И закрывает рот Чарльза широкой ладонью. Ксавьеру кажется, что еще немного, и он кончит только от того, как Эрик накрывает его своим телом, едва толкается бедрами навстречу бедрам самого Чарльза и горячей сухой ладонью запечатывает губы генетика, с которых рвутся приглушенные стоны. В этот момент вторая рука Эрика ложится на напряженный член Ксавьера, и того подкидывает на постели. Леншерр крепко обхватывает член длинными пальцами, неторопливо с оттяжкой дрочит, ласкает чувствительную головку, проходится большим пальцем по уздечке. Чарльз теряется в ощущениях и престает контролировать себя – вскидывает бедра, мокро вылизывает ладонь Эрика, которую тот по-прежнему держит на его губах. Чарльз чувствует, как нарастает напряжение внизу живота, скручиваясь в тугую пружину, и кусает руку Эрика, кончая. Леншерр удивленно выдыхает, когда белесые капли оседают на пальцах.

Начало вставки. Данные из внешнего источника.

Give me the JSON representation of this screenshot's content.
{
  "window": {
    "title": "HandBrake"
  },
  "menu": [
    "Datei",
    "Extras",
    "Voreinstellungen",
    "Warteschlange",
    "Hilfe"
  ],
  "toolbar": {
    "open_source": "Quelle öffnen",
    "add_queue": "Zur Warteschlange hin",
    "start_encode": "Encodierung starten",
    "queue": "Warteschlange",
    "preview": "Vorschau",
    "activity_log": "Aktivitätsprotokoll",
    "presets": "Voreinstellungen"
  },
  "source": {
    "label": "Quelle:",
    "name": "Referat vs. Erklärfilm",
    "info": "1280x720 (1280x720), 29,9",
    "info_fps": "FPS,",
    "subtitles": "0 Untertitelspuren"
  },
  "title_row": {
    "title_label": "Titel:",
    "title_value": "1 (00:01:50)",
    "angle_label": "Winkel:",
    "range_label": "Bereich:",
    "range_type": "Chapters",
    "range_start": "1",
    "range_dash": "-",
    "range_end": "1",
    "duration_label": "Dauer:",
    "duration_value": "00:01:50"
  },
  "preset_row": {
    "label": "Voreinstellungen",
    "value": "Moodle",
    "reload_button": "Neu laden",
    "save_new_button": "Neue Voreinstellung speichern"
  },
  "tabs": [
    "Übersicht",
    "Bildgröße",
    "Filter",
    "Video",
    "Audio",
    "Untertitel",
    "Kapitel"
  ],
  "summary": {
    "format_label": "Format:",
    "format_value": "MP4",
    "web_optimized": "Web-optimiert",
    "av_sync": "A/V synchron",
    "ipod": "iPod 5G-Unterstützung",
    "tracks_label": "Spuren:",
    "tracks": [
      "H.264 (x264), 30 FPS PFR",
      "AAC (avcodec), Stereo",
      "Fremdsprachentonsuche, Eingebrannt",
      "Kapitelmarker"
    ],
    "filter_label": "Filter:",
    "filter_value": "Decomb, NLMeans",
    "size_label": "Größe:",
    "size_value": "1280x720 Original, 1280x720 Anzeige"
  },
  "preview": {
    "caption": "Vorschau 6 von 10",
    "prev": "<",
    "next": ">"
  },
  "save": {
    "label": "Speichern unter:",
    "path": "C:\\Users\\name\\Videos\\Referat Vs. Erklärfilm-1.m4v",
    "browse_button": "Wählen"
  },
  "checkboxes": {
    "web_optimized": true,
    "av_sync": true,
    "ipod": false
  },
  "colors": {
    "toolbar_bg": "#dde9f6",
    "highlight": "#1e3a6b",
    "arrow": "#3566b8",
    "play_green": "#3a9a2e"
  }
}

– Прости, Эрик, я… – Чарльза потряхивает после оргазма, но он чувствует себя сконфуженно, потому что продержался совсем недолго, и вообще нужно было предупредить, что он уже близко, и… Эрик видит, что Чарльз опять начинает накручивать себя и нервничать, ласково убирает прилипшие ко лбу волосы, целует, прерывая этот ненужный поток извинений.
– Все хорошо, Чарльз, – Леншерр сыто улыбается и размазывает сперму по животу Ксавьера.
Тот откидывается обратно на подушку, и тут до него доходит – Эрик все еще возбужден.
– Эрик, ты же не…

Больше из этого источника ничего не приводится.